16. September 2012
Margit van Ham
Es gibt Begegnungen, die sich tief eingraben in unser Gedächtnis. Die zum Innehalten anregen, zum Nachdenken. Darüber, was Glück sein kann, das Alter, der Tod.

Margit van Ham fängt in kurzen berührenden Texten solche Momente und Gefühle ein. Sie beschreibt Glück an einem Ort, wo man es nicht vermutet, lässt Leser an einer Geburtstagsfeier teilnehmen, die auf einmal, nach 65 Jahren, den Krieg in unsere Gegenwart holt.

Die Autorin stellt in ihrer Lesung am 16. September, 15 Uhr, diesen Texten Humorvolles entgegen, Nachdenken und Lachen miteinander verknüpfend.
Da wird vorgeschlagen, eine Malheurskala von 1 bis 10 einzuführen und Vuvuzelas lassen Minister in die Lüfte fliegen.

Musikalisch wird die Lesung von Maren van Ham (Gitarre und Gesang) begleitet.

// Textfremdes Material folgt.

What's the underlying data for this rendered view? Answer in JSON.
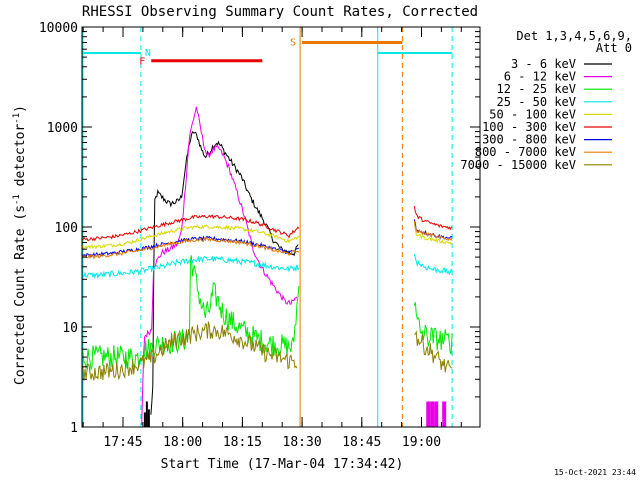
{
  "chart_data": {
    "type": "line",
    "title": "RHESSI Observing Summary Count Rates, Corrected",
    "xlabel": "Start Time (17-Mar-04 17:34:42)",
    "ylabel_main": "Corrected Count Rate (s",
    "ylabel_sup1": "-1",
    "ylabel_mid": " detector",
    "ylabel_sup2": "-1",
    "ylabel_end": ")",
    "x_unit": "minutes since 17:34:42",
    "xlim": [
      0,
      100
    ],
    "y_scale": "log",
    "ylim": [
      1,
      10000
    ],
    "x_ticks": [
      {
        "t": 10.3,
        "label": "17:45"
      },
      {
        "t": 25.3,
        "label": "18:00"
      },
      {
        "t": 40.3,
        "label": "18:15"
      },
      {
        "t": 55.3,
        "label": "18:30"
      },
      {
        "t": 70.3,
        "label": "18:45"
      },
      {
        "t": 85.3,
        "label": "19:00"
      }
    ],
    "y_ticks": [
      {
        "v": 1,
        "label": "1"
      },
      {
        "v": 10,
        "label": "10"
      },
      {
        "v": 100,
        "label": "100"
      },
      {
        "v": 1000,
        "label": "1000"
      },
      {
        "v": 10000,
        "label": "10000"
      }
    ],
    "legend_header": [
      "Det 1,3,4,5,6,9,",
      "Att 0"
    ],
    "legend_position": "right",
    "data_gap": [
      54.5,
      83.2
    ],
    "series": [
      {
        "name": "3 - 6 keV",
        "color": "#000000",
        "noise": 0.05,
        "points": [
          [
            17.3,
            1.3
          ],
          [
            17.8,
            2.5
          ],
          [
            18.2,
            180
          ],
          [
            19,
            220
          ],
          [
            20,
            200
          ],
          [
            22,
            170
          ],
          [
            24,
            180
          ],
          [
            25,
            200
          ],
          [
            26,
            400
          ],
          [
            27,
            700
          ],
          [
            28,
            900
          ],
          [
            29,
            800
          ],
          [
            30,
            600
          ],
          [
            31,
            500
          ],
          [
            32,
            560
          ],
          [
            33,
            650
          ],
          [
            34,
            700
          ],
          [
            35,
            640
          ],
          [
            36,
            550
          ],
          [
            38,
            420
          ],
          [
            40,
            320
          ],
          [
            42,
            210
          ],
          [
            44,
            150
          ],
          [
            46,
            110
          ],
          [
            48,
            75
          ],
          [
            50,
            60
          ],
          [
            52,
            55
          ],
          [
            53.5,
            55
          ],
          [
            54.5,
            70
          ]
        ]
      },
      {
        "name": "6 - 12 keV",
        "color": "#e800e8",
        "noise": 0.05,
        "points": [
          [
            15,
            1
          ],
          [
            15.6,
            8
          ],
          [
            17,
            9
          ],
          [
            17.5,
            9.5
          ],
          [
            18,
            40
          ],
          [
            20,
            55
          ],
          [
            22,
            60
          ],
          [
            24,
            68
          ],
          [
            25,
            90
          ],
          [
            26,
            260
          ],
          [
            27,
            800
          ],
          [
            28,
            1200
          ],
          [
            28.8,
            1600
          ],
          [
            29.5,
            1100
          ],
          [
            30.5,
            700
          ],
          [
            31.5,
            500
          ],
          [
            32.5,
            560
          ],
          [
            33.5,
            620
          ],
          [
            34.5,
            600
          ],
          [
            35.5,
            520
          ],
          [
            37,
            380
          ],
          [
            39,
            220
          ],
          [
            41,
            120
          ],
          [
            43,
            60
          ],
          [
            45,
            40
          ],
          [
            47,
            30
          ],
          [
            49,
            23
          ],
          [
            51,
            18
          ],
          [
            52.5,
            17
          ],
          [
            54,
            20
          ]
        ]
      },
      {
        "name": "12 - 25 keV",
        "color": "#00e800",
        "noise": 0.2,
        "points": [
          [
            0,
            5
          ],
          [
            3,
            5
          ],
          [
            6,
            5
          ],
          [
            9,
            5
          ],
          [
            12,
            5
          ],
          [
            14.5,
            5
          ],
          [
            15,
            6
          ],
          [
            17,
            6
          ],
          [
            18,
            6.5
          ],
          [
            20,
            6.8
          ],
          [
            22,
            7
          ],
          [
            24,
            7.2
          ],
          [
            26,
            7.5
          ],
          [
            27,
            9
          ],
          [
            27.3,
            60
          ],
          [
            27.8,
            40
          ],
          [
            29,
            25
          ],
          [
            30,
            17
          ],
          [
            31,
            13
          ],
          [
            32,
            15
          ],
          [
            33,
            22
          ],
          [
            34,
            19
          ],
          [
            35,
            15
          ],
          [
            36,
            13
          ],
          [
            38,
            11
          ],
          [
            40,
            9.5
          ],
          [
            43,
            8
          ],
          [
            46,
            7
          ],
          [
            50,
            6.5
          ],
          [
            53,
            6.2
          ],
          [
            54.5,
            25
          ]
        ]
      },
      {
        "name": "25 - 50 keV",
        "color": "#00e8e8",
        "noise": 0.05,
        "points": [
          [
            0,
            33
          ],
          [
            4,
            33
          ],
          [
            8,
            34
          ],
          [
            12,
            35
          ],
          [
            16,
            37
          ],
          [
            20,
            40
          ],
          [
            24,
            44
          ],
          [
            28,
            47
          ],
          [
            32,
            48
          ],
          [
            36,
            47
          ],
          [
            40,
            45
          ],
          [
            44,
            43
          ],
          [
            48,
            40
          ],
          [
            52,
            38
          ],
          [
            54.5,
            40
          ]
        ]
      },
      {
        "name": "50 - 100 keV",
        "color": "#d8d800",
        "noise": 0.03,
        "points": [
          [
            0,
            63
          ],
          [
            4,
            64
          ],
          [
            8,
            66
          ],
          [
            12,
            70
          ],
          [
            16,
            78
          ],
          [
            20,
            86
          ],
          [
            24,
            94
          ],
          [
            28,
            100
          ],
          [
            32,
            101
          ],
          [
            36,
            99
          ],
          [
            40,
            96
          ],
          [
            44,
            90
          ],
          [
            48,
            82
          ],
          [
            52,
            72
          ],
          [
            54.5,
            80
          ]
        ]
      },
      {
        "name": "100 - 300 keV",
        "color": "#e80000",
        "noise": 0.03,
        "points": [
          [
            0,
            75
          ],
          [
            4,
            77
          ],
          [
            8,
            80
          ],
          [
            12,
            86
          ],
          [
            16,
            95
          ],
          [
            20,
            105
          ],
          [
            24,
            115
          ],
          [
            28,
            125
          ],
          [
            32,
            128
          ],
          [
            36,
            125
          ],
          [
            40,
            120
          ],
          [
            44,
            110
          ],
          [
            48,
            95
          ],
          [
            52,
            82
          ],
          [
            54.5,
            100
          ]
        ]
      },
      {
        "name": "300 - 800 keV",
        "color": "#0000e8",
        "noise": 0.03,
        "points": [
          [
            0,
            52
          ],
          [
            4,
            53
          ],
          [
            8,
            55
          ],
          [
            12,
            58
          ],
          [
            16,
            62
          ],
          [
            20,
            67
          ],
          [
            24,
            72
          ],
          [
            28,
            76
          ],
          [
            32,
            77
          ],
          [
            36,
            75
          ],
          [
            40,
            72
          ],
          [
            44,
            67
          ],
          [
            48,
            61
          ],
          [
            52,
            56
          ],
          [
            54.5,
            60
          ]
        ]
      },
      {
        "name": "800 - 7000 keV",
        "color": "#e87800",
        "noise": 0.03,
        "points": [
          [
            0,
            50
          ],
          [
            4,
            51
          ],
          [
            8,
            53
          ],
          [
            12,
            56
          ],
          [
            16,
            60
          ],
          [
            20,
            65
          ],
          [
            24,
            70
          ],
          [
            28,
            74
          ],
          [
            32,
            75
          ],
          [
            36,
            73
          ],
          [
            40,
            70
          ],
          [
            44,
            65
          ],
          [
            48,
            59
          ],
          [
            52,
            54
          ],
          [
            54.5,
            58
          ]
        ]
      },
      {
        "name": "7000 - 15000 keV",
        "color": "#8b8000",
        "noise": 0.15,
        "points": [
          [
            0,
            3.5
          ],
          [
            3,
            3.5
          ],
          [
            6,
            3.6
          ],
          [
            9,
            3.7
          ],
          [
            12,
            4
          ],
          [
            15,
            4.3
          ],
          [
            18,
            5
          ],
          [
            20,
            6
          ],
          [
            22,
            6.8
          ],
          [
            24,
            7.5
          ],
          [
            26,
            8
          ],
          [
            28,
            8.5
          ],
          [
            30,
            9
          ],
          [
            32,
            9.3
          ],
          [
            34,
            9.2
          ],
          [
            36,
            8.8
          ],
          [
            38,
            8.2
          ],
          [
            40,
            7.5
          ],
          [
            43,
            6.5
          ],
          [
            46,
            5.5
          ],
          [
            49,
            5
          ],
          [
            52,
            4.6
          ],
          [
            54,
            4.5
          ]
        ]
      }
    ],
    "series_after_gap": [
      {
        "color": "#000000",
        "points": []
      },
      {
        "color": "#e800e8",
        "points": []
      },
      {
        "color": "#00e800",
        "points": [
          [
            83.5,
            18
          ],
          [
            84,
            12
          ],
          [
            85,
            9
          ],
          [
            87,
            8
          ],
          [
            90,
            7.5
          ],
          [
            93,
            7
          ]
        ]
      },
      {
        "color": "#00e8e8",
        "points": [
          [
            83.5,
            55
          ],
          [
            84,
            45
          ],
          [
            86,
            40
          ],
          [
            88,
            38
          ],
          [
            90,
            37
          ],
          [
            93,
            35
          ]
        ]
      },
      {
        "color": "#d8d800",
        "points": [
          [
            83.5,
            110
          ],
          [
            84,
            85
          ],
          [
            86,
            78
          ],
          [
            88,
            75
          ],
          [
            90,
            72
          ],
          [
            93,
            69
          ]
        ]
      },
      {
        "color": "#e80000",
        "points": [
          [
            83.5,
            160
          ],
          [
            84,
            130
          ],
          [
            86,
            115
          ],
          [
            88,
            108
          ],
          [
            90,
            102
          ],
          [
            93,
            98
          ]
        ]
      },
      {
        "color": "#0000e8",
        "points": [
          [
            83.5,
            120
          ],
          [
            84,
            95
          ],
          [
            86,
            88
          ],
          [
            88,
            84
          ],
          [
            90,
            80
          ],
          [
            93,
            77
          ]
        ]
      },
      {
        "color": "#e87800",
        "points": [
          [
            83.5,
            115
          ],
          [
            84,
            92
          ],
          [
            86,
            86
          ],
          [
            88,
            82
          ],
          [
            90,
            78
          ],
          [
            93,
            75
          ]
        ]
      },
      {
        "color": "#8b8000",
        "points": [
          [
            83.5,
            10
          ],
          [
            84,
            8
          ],
          [
            86,
            6.5
          ],
          [
            88,
            5.5
          ],
          [
            90,
            4.5
          ],
          [
            93,
            3.5
          ]
        ]
      }
    ],
    "magenta_spikes_after_gap": [
      [
        87,
        1.8
      ],
      [
        88,
        1.8
      ],
      [
        89,
        1.8
      ],
      [
        91,
        1.8
      ]
    ],
    "black_spikes_before_flare": [
      [
        15.8,
        1.4
      ],
      [
        16.3,
        1.8
      ],
      [
        16.8,
        1.5
      ]
    ],
    "annotations": {
      "night_bars": [
        [
          0,
          14.8,
          5500
        ],
        [
          74.3,
          93,
          5500
        ]
      ],
      "night_dash": [
        14.8,
        93
      ],
      "night_solid": [
        74.3
      ],
      "flare_bar": [
        17.4,
        45.3,
        4600
      ],
      "saa_bar": [
        55.3,
        80.5,
        7000
      ],
      "saa_solid": 54.8,
      "saa_dash": 80.5,
      "labels": {
        "N": "N",
        "F": "F",
        "S": "S"
      }
    },
    "colors": {
      "night": "#00e8e8",
      "flare": "#e80000",
      "saa": "#e87800"
    }
  },
  "footer": {
    "timestamp": "15-Oct-2021 23:44"
  }
}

Margit van Ham lebt in Berlin und Kappe. Sie schreibt und ist Redakteurin des Weltbühnen-Nachfolgers "Das Blättchen", einer Zweiwochenschrift für Politik, Kunst und Wirtschaft
(www.das-blaettchen.de).
Ihr Buch "Meine lieben Toten" wurde 2007 veröffentlicht.

Diese Lesung ist zugleich die letzte Gelegenheit, die wegen des anhaltenden Interesses um eine Woche verlängerte Ausstellung "Familienbilder" der Zehdenicker Malerin Käthe Keibel zu besuchen und mit der Künstlerin ins Gespräch zu kommen.